Manuel Martín Ferrand (Publicado en República de las ideas, aquí)
Es posible que, hace más de medio milenio, Jorge Manrique tuviera razón cuando nos decía que cualquier tiempo pasado fue mejor. Hoy, afortunadamente, la expresión ya no se tiene de pie si la comparación es total entre el ayer y el hoy. El progreso – el material, se entiende – ha alcanzado cotas que no pudieron soñar nuestros abuelos y, aunque la cultura y la dignidad son valores en baja cotización, en nuestros días hasta los gatos tienen zapatos. En el medio mundo en que nos incrustamos, la miseria es un recuerdo y la pobreza un concepto relativo.
Los cuatro millones y medio de parados que han generado, mitad por mitad, la crisis económica y la torpeza del zapaterismo en el poder, hubieran muerto de hambre – materialmente – hace menos de un siglo. Aquí y ahora, también mitad por mitad, resisten con el mínimo confort gracias a la institución familiar y a lo que queda del Estado de bienestar.

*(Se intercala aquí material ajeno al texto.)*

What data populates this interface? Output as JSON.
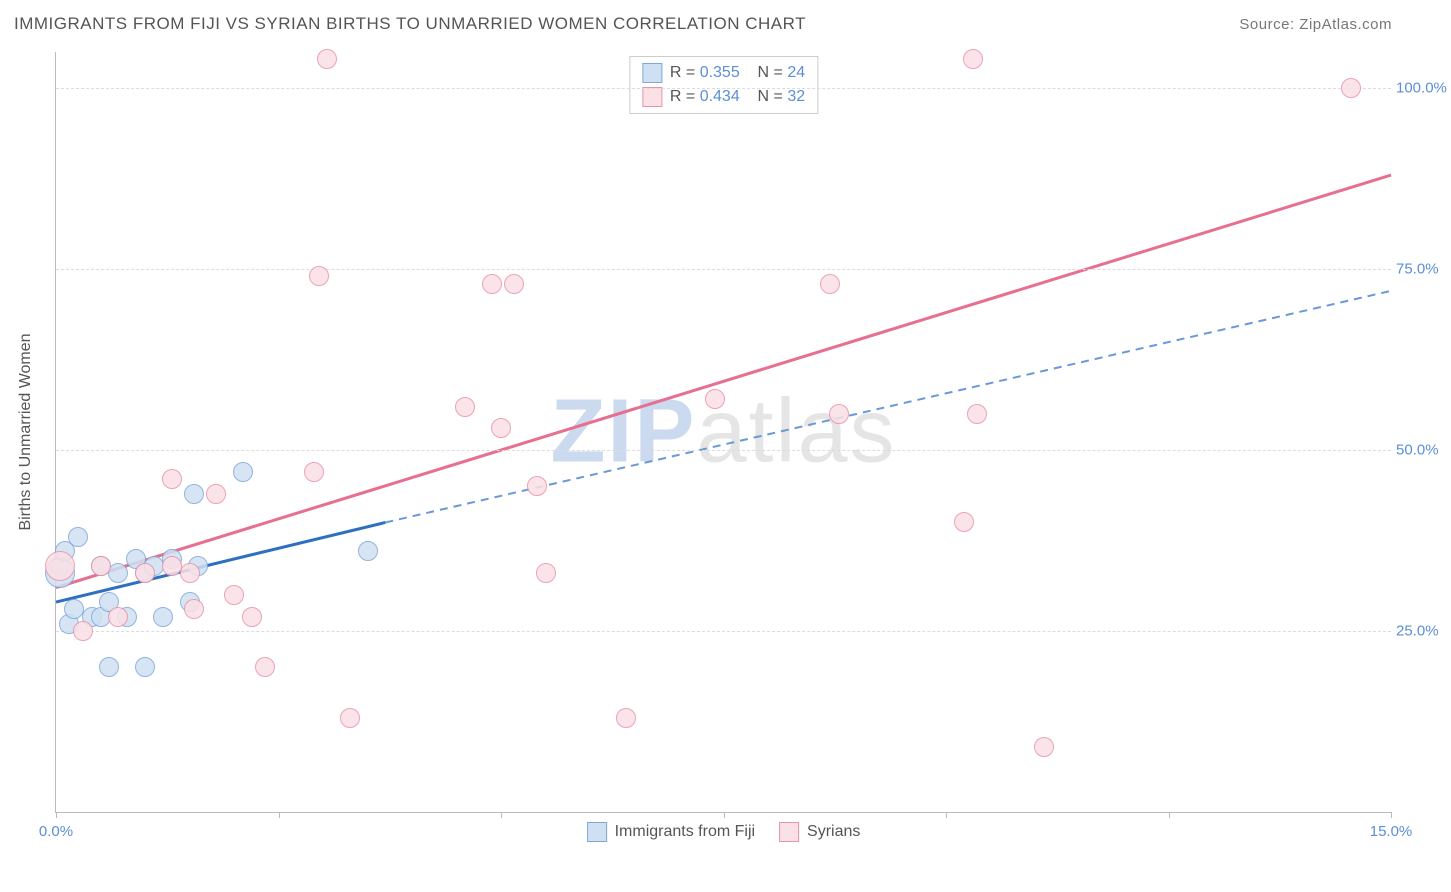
{
  "header": {
    "title": "IMMIGRANTS FROM FIJI VS SYRIAN BIRTHS TO UNMARRIED WOMEN CORRELATION CHART",
    "source_label": "Source:",
    "source_site": "ZipAtlas.com"
  },
  "watermark": {
    "part1": "ZIP",
    "part2": "atlas"
  },
  "axes": {
    "x": {
      "min": 0,
      "max": 15,
      "ticks": [
        0,
        2.5,
        5,
        7.5,
        10,
        12.5,
        15
      ],
      "labels": {
        "0": "0.0%",
        "15": "15.0%"
      }
    },
    "y": {
      "title": "Births to Unmarried Women",
      "min": 0,
      "max": 105,
      "gridlines": [
        25,
        50,
        75,
        100
      ],
      "labels": {
        "25": "25.0%",
        "50": "50.0%",
        "75": "75.0%",
        "100": "100.0%"
      }
    }
  },
  "series": [
    {
      "id": "fiji",
      "name": "Immigrants from Fiji",
      "R": "0.355",
      "N": "24",
      "marker_fill": "#cfe0f3",
      "marker_stroke": "#7fa8d9",
      "marker_radius": 9,
      "marker_opacity": 0.85,
      "trend": {
        "solid": {
          "x1": 0,
          "y1": 29,
          "x2": 3.7,
          "y2": 40,
          "color": "#2f6fc0",
          "width": 3
        },
        "dashed": {
          "x1": 3.7,
          "y1": 40,
          "x2": 15,
          "y2": 72,
          "color": "#6b99d6",
          "width": 2,
          "dash": "8 6"
        }
      },
      "points": [
        {
          "x": 0.05,
          "y": 34
        },
        {
          "x": 0.05,
          "y": 33,
          "r": 14
        },
        {
          "x": 0.1,
          "y": 36
        },
        {
          "x": 0.15,
          "y": 26
        },
        {
          "x": 0.2,
          "y": 28
        },
        {
          "x": 0.25,
          "y": 38
        },
        {
          "x": 0.4,
          "y": 27
        },
        {
          "x": 0.5,
          "y": 27
        },
        {
          "x": 0.5,
          "y": 34
        },
        {
          "x": 0.6,
          "y": 29
        },
        {
          "x": 0.6,
          "y": 20
        },
        {
          "x": 0.7,
          "y": 33
        },
        {
          "x": 0.8,
          "y": 27
        },
        {
          "x": 0.9,
          "y": 35
        },
        {
          "x": 1.0,
          "y": 33
        },
        {
          "x": 1.0,
          "y": 20
        },
        {
          "x": 1.1,
          "y": 34
        },
        {
          "x": 1.2,
          "y": 27
        },
        {
          "x": 1.3,
          "y": 35
        },
        {
          "x": 1.5,
          "y": 29
        },
        {
          "x": 1.55,
          "y": 44
        },
        {
          "x": 1.6,
          "y": 34
        },
        {
          "x": 2.1,
          "y": 47
        },
        {
          "x": 3.5,
          "y": 36
        }
      ]
    },
    {
      "id": "syrians",
      "name": "Syrians",
      "R": "0.434",
      "N": "32",
      "marker_fill": "#fbe0e6",
      "marker_stroke": "#e893a8",
      "marker_radius": 9,
      "marker_opacity": 0.85,
      "trend": {
        "solid": {
          "x1": 0,
          "y1": 31,
          "x2": 15,
          "y2": 88,
          "color": "#e76f8f",
          "width": 3
        }
      },
      "points": [
        {
          "x": 0.05,
          "y": 34,
          "r": 14
        },
        {
          "x": 0.3,
          "y": 25
        },
        {
          "x": 0.5,
          "y": 34
        },
        {
          "x": 0.7,
          "y": 27
        },
        {
          "x": 1.0,
          "y": 33
        },
        {
          "x": 1.3,
          "y": 34
        },
        {
          "x": 1.3,
          "y": 46
        },
        {
          "x": 1.5,
          "y": 33
        },
        {
          "x": 1.55,
          "y": 28
        },
        {
          "x": 1.8,
          "y": 44
        },
        {
          "x": 2.0,
          "y": 30
        },
        {
          "x": 2.2,
          "y": 27
        },
        {
          "x": 2.35,
          "y": 20
        },
        {
          "x": 2.9,
          "y": 47
        },
        {
          "x": 2.95,
          "y": 74
        },
        {
          "x": 3.05,
          "y": 104
        },
        {
          "x": 3.3,
          "y": 13
        },
        {
          "x": 4.6,
          "y": 56
        },
        {
          "x": 4.9,
          "y": 73
        },
        {
          "x": 5.0,
          "y": 53
        },
        {
          "x": 5.15,
          "y": 73
        },
        {
          "x": 5.4,
          "y": 45
        },
        {
          "x": 5.5,
          "y": 33
        },
        {
          "x": 6.4,
          "y": 13
        },
        {
          "x": 7.4,
          "y": 57
        },
        {
          "x": 8.8,
          "y": 55
        },
        {
          "x": 8.7,
          "y": 73
        },
        {
          "x": 10.2,
          "y": 40
        },
        {
          "x": 10.3,
          "y": 104
        },
        {
          "x": 10.35,
          "y": 55
        },
        {
          "x": 11.1,
          "y": 9
        },
        {
          "x": 14.55,
          "y": 100
        }
      ]
    }
  ],
  "legend_top": {
    "rows": [
      {
        "swatch_series": "fiji",
        "r_label": "R =",
        "n_label": "N ="
      },
      {
        "swatch_series": "syrians",
        "r_label": "R =",
        "n_label": "N ="
      }
    ]
  },
  "style": {
    "background": "#ffffff",
    "axis_color": "#bbbbbb",
    "grid_color": "#dcdcdc",
    "value_text_color": "#5b8fd6",
    "label_text_color": "#555555",
    "title_fontsize": 17,
    "axis_label_fontsize": 15,
    "legend_fontsize": 16
  }
}
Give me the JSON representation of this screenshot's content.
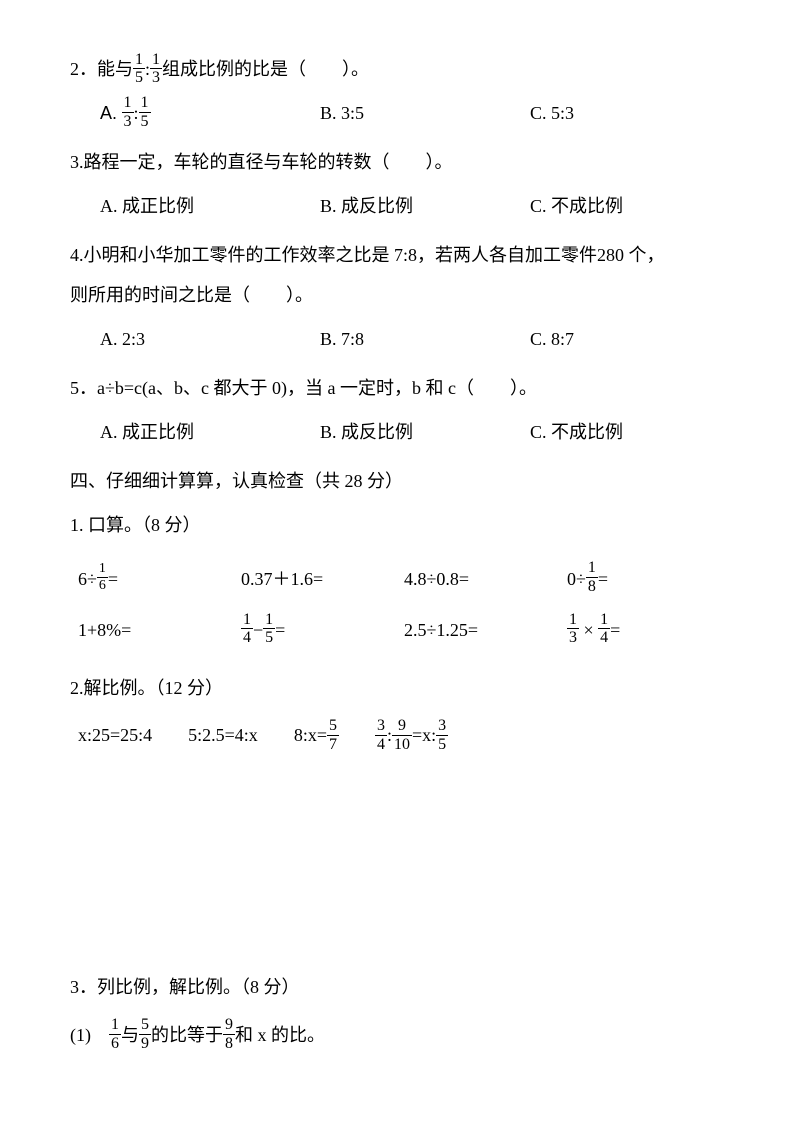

En ese ambiente, a la vista de que los remedios para la situación son escasos y José Luis Rodríguez Zapatero no parece capaz de acelerarlos, tienen valor de alarma grave algunos sucesos que parecen reeditar otros que ya parecían superados. La violencia civil de la Segunda República, que suscitó la rebelión militar del 18 de julio del 36, vuelve a las primeras páginas de los diarios. En los últimos días hemos asistido, en Barcelona, a la intolerancia vociferante y amenazadora de quienes se sienten ofendidos porque otros practiquen la liturgia católica de la misa – en la Universidad para mayor inri – y, en Murcia, a la agresión física del consejero de Cultura del Gobierno autonómico con graves daños y necesaria reparación quirúrgica. Ese tipo de sucesos no entran en el repertorio de la normalidad democrática.
Es muy posible que de las cuatro “pes” que, hace un siglo, Luis Bonafoux valoraba como el escaparate de la vida pública nacional –putas, policías, políticos y periodistas– únicamente las primeras estén hoy a la altura de la circunstancia. Tanto, que muchas de ellas ocupan lugares estelares en la programación de las televisiones de mayor audiencia. Me temo que los demás desmerezcamos con respecto a nuestros abuelos.
La policía – las policías, que tenemos muchas –, en el marco de una legislación tan acomplejadamente garantista como para suspender del servicio a unos Guardias Civiles en la hipótesis de que hayan infligido malos tratos a unos etarras detenidos in fraganti, no defiende suficientemente la seguridad ciudadana. Esta claro que la responsabilidad le corresponde a la cumbre de Interior, a sus delegados autonómicos y a los consejeros especializados de cada autonomía; pero tan significativa “pe” social no queda bien parada en la valoración popular.
Los políticos, atrincherados unánimemente en la defensa de sus privilegios, sin grandes diferencias entre los de los distintos partidos, no cumplen la función representativa y parlamentaria que les marca la Constitución. Se ha generalizado la profesionalización de una casta que vive de espaldas a la demanda social, algo lamentable y demoledor.
De los periodistas más vale no hablar. Aunque resulte escandaloso y pueda interpretarse equívocamente, en los cincuenta años que llevo en el ejercicio informativo no había visto una cota parecida de indignidad profesional y de subordinación al poder. Es una situación lamentable que sirve de síntoma de la profunda enfermedad que padecemos en España, la mezcolanza entre los grandes poderes del Estado y la disminución de la libertad como algo inútil y perturbador.
Es posible que resulte excesivo, ante un par de sucesos que parecen traídos del pasado – el barcelonés y el murciano –, hacer sonar las alarmas de la inquietud; pero, si se mira con atención, no hay donde cimentar la seguridad jurídica que exige el Estado de Derecho y que no puede sustituirse, en una democracia válida, con paños calientes. Eso, en un marco económico indeseable y con retroceso, invita a hacerle el coro a Carlos Gardel cuando, en Volver, canta: “Tengo miedo del encuentro / con el pasado que vuelve / a enfrentarse con mi vida”. Somos muchos cuantos tenemos “la frente marchita”; es decir, quienes empezamos a sentir la sensación del dejá vu – la paramnesia – cuando nos enfrentamos al desayuno informativo de cada día.